Résumé de la décision :
M. C... B... et Mme D... B..., représentés par leur avocat, ont porté devant la cour une requête pour annuler un jugement du tribunal administratif de Lyon ainsi que des arrêtés du préfet portant refus de titre de séjour et décisions d’éloignement. Ils invoquent divers moyens, notamment le défaut de motivation des arrêtés, la méconnaissance de l’accord franco-algérien, l'atteinte à leur vie privée et familiale, ainsi que l’illégalité des refus de titre de séjour. La cour a finalement rejeté leur requête, statuant que les arrêtés étaient suffisamment motivés et que le préfet avait correctement examiné leur situation.
Arguments pertinents :
1. Motivation des arrêtés : La cour a confirmé que les arrêtés contestés étaient suffisamment motivés. Elle a noté : « les arrêtés contestés sont suffisamment motivés » et « le préfet a procédé à un examen complet de la situation des intéressés ».
2. État de santé et droits familiaux : Concernant l’état de santé de M. A... B..., la cour a soutenu que la possibilité pour lui d'être soigné en Algérie n'avait pas été méconnue : « il ne s’est mépris ni sur l’état de santé de M. A... B... ni sur la possibilité qu’il aura d’être soigné dans son pays ».
3. Atteintes aux droits fondamentaux : Les requérants alléguaient une atteinte à leur droit à la vie privée et familiale. La cour a rejeté ce moyen, concluant qu’« aucune atteinte excessive n’a été portée au droit des requérants au respect de leur vie privée et familiale ».

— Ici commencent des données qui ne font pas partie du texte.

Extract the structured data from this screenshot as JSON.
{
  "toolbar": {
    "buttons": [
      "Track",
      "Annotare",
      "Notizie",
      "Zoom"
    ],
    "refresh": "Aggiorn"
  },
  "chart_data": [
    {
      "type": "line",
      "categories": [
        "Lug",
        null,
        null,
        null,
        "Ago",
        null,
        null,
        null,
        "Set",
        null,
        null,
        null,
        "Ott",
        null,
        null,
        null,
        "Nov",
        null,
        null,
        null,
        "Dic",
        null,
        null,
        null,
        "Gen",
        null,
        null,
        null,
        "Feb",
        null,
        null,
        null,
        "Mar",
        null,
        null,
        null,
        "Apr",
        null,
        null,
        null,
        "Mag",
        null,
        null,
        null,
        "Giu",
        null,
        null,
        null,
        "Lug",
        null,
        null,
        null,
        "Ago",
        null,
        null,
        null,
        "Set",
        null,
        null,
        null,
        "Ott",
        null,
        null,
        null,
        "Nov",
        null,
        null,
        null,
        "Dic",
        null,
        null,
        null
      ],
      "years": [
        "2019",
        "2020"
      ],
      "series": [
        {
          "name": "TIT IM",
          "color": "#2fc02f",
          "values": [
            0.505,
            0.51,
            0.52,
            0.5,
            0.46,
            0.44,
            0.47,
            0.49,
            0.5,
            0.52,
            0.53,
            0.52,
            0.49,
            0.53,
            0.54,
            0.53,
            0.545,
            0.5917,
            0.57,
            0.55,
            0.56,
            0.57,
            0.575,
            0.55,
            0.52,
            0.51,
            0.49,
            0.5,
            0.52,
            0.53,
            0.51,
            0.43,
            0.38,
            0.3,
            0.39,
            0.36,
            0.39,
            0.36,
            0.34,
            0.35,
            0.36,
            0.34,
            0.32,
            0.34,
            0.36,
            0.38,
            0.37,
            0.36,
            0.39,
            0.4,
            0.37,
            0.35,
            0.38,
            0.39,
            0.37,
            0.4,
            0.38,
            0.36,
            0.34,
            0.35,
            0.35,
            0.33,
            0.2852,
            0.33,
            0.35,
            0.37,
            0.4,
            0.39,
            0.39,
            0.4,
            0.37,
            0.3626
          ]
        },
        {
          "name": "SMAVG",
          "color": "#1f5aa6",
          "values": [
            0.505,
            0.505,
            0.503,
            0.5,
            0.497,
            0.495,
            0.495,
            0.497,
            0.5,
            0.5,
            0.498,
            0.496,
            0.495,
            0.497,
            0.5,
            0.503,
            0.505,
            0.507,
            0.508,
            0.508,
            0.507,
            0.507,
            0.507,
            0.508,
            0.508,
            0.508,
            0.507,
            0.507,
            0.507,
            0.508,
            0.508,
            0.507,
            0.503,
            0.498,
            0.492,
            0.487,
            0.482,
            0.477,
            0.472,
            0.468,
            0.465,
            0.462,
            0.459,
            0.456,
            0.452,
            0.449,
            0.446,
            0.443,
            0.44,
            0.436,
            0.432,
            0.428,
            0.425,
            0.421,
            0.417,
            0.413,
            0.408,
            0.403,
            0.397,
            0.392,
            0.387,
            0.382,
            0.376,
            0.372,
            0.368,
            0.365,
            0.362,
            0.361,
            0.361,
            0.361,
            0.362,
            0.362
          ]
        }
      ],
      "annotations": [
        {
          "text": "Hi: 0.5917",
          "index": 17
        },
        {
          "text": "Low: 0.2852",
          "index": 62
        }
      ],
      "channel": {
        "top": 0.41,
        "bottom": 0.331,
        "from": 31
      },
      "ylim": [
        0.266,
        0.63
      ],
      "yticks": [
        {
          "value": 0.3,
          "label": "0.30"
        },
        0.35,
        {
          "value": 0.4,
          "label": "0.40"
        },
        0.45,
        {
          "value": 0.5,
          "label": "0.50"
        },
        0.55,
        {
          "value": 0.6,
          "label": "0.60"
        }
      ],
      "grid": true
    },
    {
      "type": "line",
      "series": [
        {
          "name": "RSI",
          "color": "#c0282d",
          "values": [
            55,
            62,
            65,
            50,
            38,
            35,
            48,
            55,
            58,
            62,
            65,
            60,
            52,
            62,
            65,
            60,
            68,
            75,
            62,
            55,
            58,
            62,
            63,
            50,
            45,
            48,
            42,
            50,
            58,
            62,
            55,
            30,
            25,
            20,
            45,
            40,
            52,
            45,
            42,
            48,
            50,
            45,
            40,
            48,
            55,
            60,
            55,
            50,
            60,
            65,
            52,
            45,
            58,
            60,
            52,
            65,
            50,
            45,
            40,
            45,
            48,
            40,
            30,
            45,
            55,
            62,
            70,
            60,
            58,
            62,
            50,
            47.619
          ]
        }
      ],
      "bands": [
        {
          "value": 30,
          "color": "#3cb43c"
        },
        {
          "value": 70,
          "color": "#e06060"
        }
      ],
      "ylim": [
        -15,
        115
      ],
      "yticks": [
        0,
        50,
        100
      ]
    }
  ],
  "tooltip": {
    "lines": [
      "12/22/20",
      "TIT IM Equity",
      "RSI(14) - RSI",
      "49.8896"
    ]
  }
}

4. Intérêt supérieur de l'enfant : L'argument selon lequel les décisions nuiraient à l'intérêt supérieur des enfants a également été écarté : « les décisions d’éloignement n’ont pas pour effet de porter atteinte à l’intérêt supérieur de leurs enfants ».
Interprétations et citations légales :
1. Article 6 de l'accord franco-algérien :
- Stipulations mentionnées : Les requérants estiment que le préfet a méconnu le 7) de l'article 6, qui concerne les droits des algériens en France. La cour a estimé que cet article n'était pas méconnu, confirmant que les décisions prises respectent cet accord.
2. Article 8 de la Convention européenne des droits de l'homme :
- Protection de la vie privée : Cet article garantit le droit au respect de la vie privée et familiale. La cour a évalué que les droits garantis par cet article n'ont pas été violés, « de ce qu’aucune atteinte excessive n’a été portée au droit des requérants au respect de leur vie privée et familiale ».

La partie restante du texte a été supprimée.